I subscribe to a few rather boring newsletters, but I look over them just the same because now and again I find something interesting enough to want to re-visit sometime. Tonight I found such a link that is interesting for a couple of reasons. It's not exactly interactive, but it gives you the opportunity to try something new.
When you visit the link, you will find that it is an ancillary page to a hobby site that has antique stereoscopes and antique 3-D photographs, called "stereographs" or "viewcards,". The cool thing about this link is that it tells you how to view the stereographs witout a viewer. Of course the author of stereoviews.com will be happy to sell you a viewer if you find this exercise too challenging. If you'd prefer not to shell out the kind of cash that an antique stereoscope demands, you can pick up some cheap ones by the dozen for under twenty bucks at another site.
The fascinating thing is to see the pictures and the stereoscopes themselves, or at least the web images of them. The stereoscope exercise teaches you how to see the 3-D images without a viewer (with practice). It has been said that in the 1850's there was a stereoscope and viewcards in American every home. There was a time when stereoscopes were a Saturday-night mainstay in rural American homes, during a time when most American homes were rural. They were as much an entertainment feature in the late 1800's as the Atwater Kent radio became in the 1920's, and the television in the 1950's. As always, free time found reading, pictures, and gadgets to be favorite pastimes.

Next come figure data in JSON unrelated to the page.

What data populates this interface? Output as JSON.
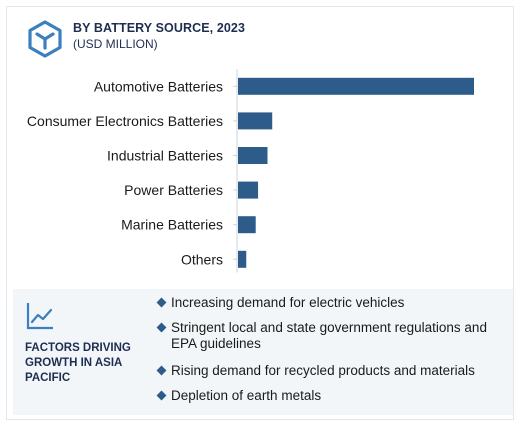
{
  "header": {
    "title": "BY BATTERY SOURCE, 2023",
    "subtitle": "(USD MILLION)",
    "logo_icon": "hexagon-box-icon"
  },
  "colors": {
    "bar": "#2e5c8a",
    "accent": "#3a7fbf",
    "panel": "#f3f6f9"
  },
  "chart_data": {
    "type": "bar",
    "orientation": "horizontal",
    "categories": [
      "Automotive Batteries",
      "Consumer Electronics Batteries",
      "Industrial Batteries",
      "Power Batteries",
      "Marine Batteries",
      "Others"
    ],
    "values": [
      100,
      14.5,
      12.5,
      8.5,
      7.5,
      3.5
    ],
    "xlabel": "",
    "ylabel": "",
    "xlim": [
      0,
      100
    ],
    "grid": false,
    "legend": "none"
  },
  "factors": {
    "icon": "trend-line-icon",
    "title": "FACTORS DRIVING GROWTH IN ASIA PACIFIC",
    "items": [
      "Increasing demand for electric vehicles",
      "Stringent local and state government regulations and EPA guidelines",
      "Rising demand for recycled products and materials",
      "Depletion of earth metals"
    ]
  }
}
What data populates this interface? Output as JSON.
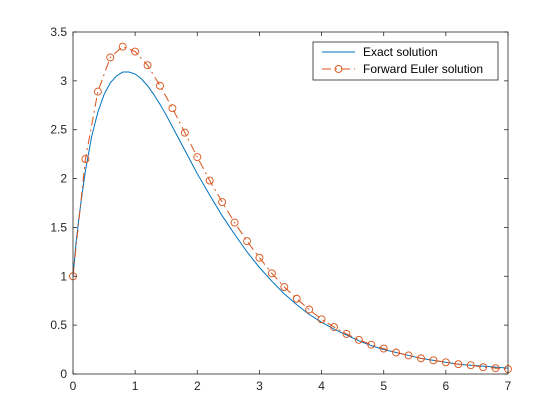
{
  "chart_data": {
    "type": "line",
    "title": "",
    "xlabel": "",
    "ylabel": "",
    "xlim": [
      0,
      7
    ],
    "ylim": [
      0,
      3.5
    ],
    "xticks": [
      0,
      1,
      2,
      3,
      4,
      5,
      6,
      7
    ],
    "yticks": [
      0,
      0.5,
      1,
      1.5,
      2,
      2.5,
      3,
      3.5
    ],
    "grid": false,
    "legend_position": "top-right",
    "series": [
      {
        "name": "Exact solution",
        "color": "#0072BD",
        "style": "solid",
        "marker": "none",
        "x": [
          0,
          0.05,
          0.1,
          0.15,
          0.2,
          0.3,
          0.4,
          0.5,
          0.6,
          0.7,
          0.8,
          0.9,
          1.0,
          1.1,
          1.2,
          1.3,
          1.4,
          1.5,
          1.6,
          1.7,
          1.8,
          1.9,
          2.0,
          2.2,
          2.4,
          2.6,
          2.8,
          3.0,
          3.2,
          3.4,
          3.6,
          3.8,
          4.0,
          4.2,
          4.4,
          4.6,
          4.8,
          5.0,
          5.2,
          5.4,
          5.6,
          5.8,
          6.0,
          6.2,
          6.4,
          6.6,
          6.8,
          7.0
        ],
        "y": [
          1.0,
          1.35,
          1.62,
          1.86,
          2.08,
          2.43,
          2.68,
          2.86,
          2.98,
          3.05,
          3.09,
          3.09,
          3.07,
          3.02,
          2.95,
          2.86,
          2.76,
          2.65,
          2.53,
          2.41,
          2.29,
          2.17,
          2.05,
          1.83,
          1.62,
          1.43,
          1.25,
          1.09,
          0.95,
          0.82,
          0.71,
          0.61,
          0.53,
          0.46,
          0.4,
          0.34,
          0.29,
          0.25,
          0.22,
          0.19,
          0.16,
          0.14,
          0.12,
          0.1,
          0.09,
          0.08,
          0.07,
          0.06
        ]
      },
      {
        "name": "Forward Euler solution",
        "color": "#D95319",
        "style": "dash-dot",
        "marker": "circle",
        "x": [
          0,
          0.2,
          0.4,
          0.6,
          0.8,
          1.0,
          1.2,
          1.4,
          1.6,
          1.8,
          2.0,
          2.2,
          2.4,
          2.6,
          2.8,
          3.0,
          3.2,
          3.4,
          3.6,
          3.8,
          4.0,
          4.2,
          4.4,
          4.6,
          4.8,
          5.0,
          5.2,
          5.4,
          5.6,
          5.8,
          6.0,
          6.2,
          6.4,
          6.6,
          6.8,
          7.0
        ],
        "y": [
          1.0,
          2.2,
          2.89,
          3.24,
          3.35,
          3.3,
          3.16,
          2.95,
          2.72,
          2.47,
          2.22,
          1.98,
          1.76,
          1.55,
          1.36,
          1.19,
          1.03,
          0.89,
          0.77,
          0.66,
          0.56,
          0.48,
          0.41,
          0.35,
          0.3,
          0.26,
          0.22,
          0.19,
          0.16,
          0.14,
          0.12,
          0.1,
          0.09,
          0.07,
          0.06,
          0.05
        ]
      }
    ]
  }
}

Nineteenth-century courtship ritual centered around the family photograph album and cartedevisite collections in much the same way as the twentieth-century the movie theater, the drive-in, the television, and the video-cassette recorder.
I also stumbled upon a pretty cool weather site while looking for news about the Leonid meteor shower due the weekend before Thanksgiving. Besides astronomy updates, this weather page from Accu-Weather is customizable for your locale. It not only gives you the local weather forcast like you get on television, but it also has a gardening weather forcast for your area, the sports weather forcast, the health forcast, all arranged with tabs across the top of your page...22 of them. It's not a bad little gadget and it's really pretty useful.